The NYU team had a group of 61 study participants walk down a city block in Manhattan wearing Google Glass. The pedestrians, who were told they were testing the technology, later filled out surveys asking them to self-identify their social class. Analyzing the Google Glass recordings, the researchers found that those who had self-identified as wealthy didn’t rest their eyes on their fellow humans for as long as those who said they were from lower social classes.
The researchers conducted a pair of similar follow-up studies using an advanced eye-tracking system. This time, students recruited for the study viewed a series of photographs taken from Google Street View on a computer screen, then answered the same survey about social class. Again, the researchers found that students self-identifying as wealthier spent less time looking at people.
But of course, that was only one aspect of the research.
Psychologists wanted to test whether “the difference in the amount of time a participant dwelled on a person was the consequence of a conscious decision or a spontaneous cognitive reaction,” so this is what they did:
They recruited nearly 400 participants for an online study and had them look at alternating pairs of pictures, each of which contained an array of various items, always including one face and five objects (like fruit, an appliance, or an article of clothing.) One picture would appear briefly on the screen, and then be replaced by a second picture that was either identical or nearly identical to the first. The two images would keep flickering this way until the participant hit the spacebar to indicate they had detected a change in one of the objects, or the face, in the photo, or that they had decided there had been no change.

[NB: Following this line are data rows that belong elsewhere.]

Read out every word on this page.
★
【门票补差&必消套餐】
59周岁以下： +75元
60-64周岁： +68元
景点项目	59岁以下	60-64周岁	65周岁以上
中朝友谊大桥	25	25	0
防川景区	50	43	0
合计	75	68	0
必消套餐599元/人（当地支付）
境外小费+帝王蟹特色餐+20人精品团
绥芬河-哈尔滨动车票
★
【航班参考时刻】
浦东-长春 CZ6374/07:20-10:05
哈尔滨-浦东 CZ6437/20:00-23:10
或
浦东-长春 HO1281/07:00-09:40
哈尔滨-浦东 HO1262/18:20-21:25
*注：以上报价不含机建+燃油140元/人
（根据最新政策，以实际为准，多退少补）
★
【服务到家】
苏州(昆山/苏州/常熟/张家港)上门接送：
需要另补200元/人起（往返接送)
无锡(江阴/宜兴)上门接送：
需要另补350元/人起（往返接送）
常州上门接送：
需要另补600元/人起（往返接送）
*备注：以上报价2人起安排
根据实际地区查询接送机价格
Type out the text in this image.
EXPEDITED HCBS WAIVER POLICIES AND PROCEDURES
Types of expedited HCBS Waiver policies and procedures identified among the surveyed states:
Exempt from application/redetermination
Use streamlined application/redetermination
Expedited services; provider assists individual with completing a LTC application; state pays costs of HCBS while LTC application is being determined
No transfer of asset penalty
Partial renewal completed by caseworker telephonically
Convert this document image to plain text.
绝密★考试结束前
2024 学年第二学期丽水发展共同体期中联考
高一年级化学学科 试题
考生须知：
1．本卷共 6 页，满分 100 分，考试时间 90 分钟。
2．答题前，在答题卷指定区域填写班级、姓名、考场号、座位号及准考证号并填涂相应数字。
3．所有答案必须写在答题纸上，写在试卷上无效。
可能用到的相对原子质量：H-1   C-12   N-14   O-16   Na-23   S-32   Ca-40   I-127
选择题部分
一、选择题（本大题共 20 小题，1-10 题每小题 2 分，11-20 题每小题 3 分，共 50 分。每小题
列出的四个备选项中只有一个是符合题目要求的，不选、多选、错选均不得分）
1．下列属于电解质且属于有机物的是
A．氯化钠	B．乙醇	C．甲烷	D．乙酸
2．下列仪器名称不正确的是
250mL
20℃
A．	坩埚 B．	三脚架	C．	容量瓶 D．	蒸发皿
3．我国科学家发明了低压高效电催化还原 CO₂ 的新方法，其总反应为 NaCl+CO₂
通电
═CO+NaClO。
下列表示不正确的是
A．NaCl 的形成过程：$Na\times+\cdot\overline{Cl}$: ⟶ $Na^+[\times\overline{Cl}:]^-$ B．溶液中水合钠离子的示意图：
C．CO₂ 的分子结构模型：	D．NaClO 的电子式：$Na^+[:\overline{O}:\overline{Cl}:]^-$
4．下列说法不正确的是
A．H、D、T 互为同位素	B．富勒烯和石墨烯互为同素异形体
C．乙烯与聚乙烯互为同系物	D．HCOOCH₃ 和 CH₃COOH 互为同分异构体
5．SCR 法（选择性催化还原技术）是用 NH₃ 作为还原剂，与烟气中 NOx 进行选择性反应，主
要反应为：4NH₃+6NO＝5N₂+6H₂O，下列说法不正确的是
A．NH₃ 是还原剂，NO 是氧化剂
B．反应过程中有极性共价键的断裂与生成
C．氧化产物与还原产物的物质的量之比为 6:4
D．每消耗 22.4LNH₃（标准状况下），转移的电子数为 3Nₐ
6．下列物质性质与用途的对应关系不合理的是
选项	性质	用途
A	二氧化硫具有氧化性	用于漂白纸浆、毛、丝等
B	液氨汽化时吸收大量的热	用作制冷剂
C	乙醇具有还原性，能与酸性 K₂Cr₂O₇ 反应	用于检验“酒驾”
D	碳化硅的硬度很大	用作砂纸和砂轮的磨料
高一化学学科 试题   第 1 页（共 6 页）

People self-identifying as less wealthy were significantly faster than those of a higher social class at noticing change in faces in the photos, a sign, the researchers say, that faces held higher motivational relevance for them.
But what does this all mean? Basically it’s pretty average:
One percenters of the world may not be terribly concerned about societal income gaps, but they should care about a significant disadvantage to having a bigger stockpile of cash than everyone else: a diminished ability to experience the benefits of strong interpersonal relationships, which may be the most rewarding part of the human experience—even the secret to happiness, according to a 50-year study from Harvard.
Humans are built to thrive in a community, and without it we are at increased risk of loneliness, which is harmful to one’s health, and can play a role in heart disease, depression, and even premature death.
As they say, privilege comes at a cost, but there’s nothing more humbling than getting to know someone outside your class so maybe you should make some sort of effort every now and then.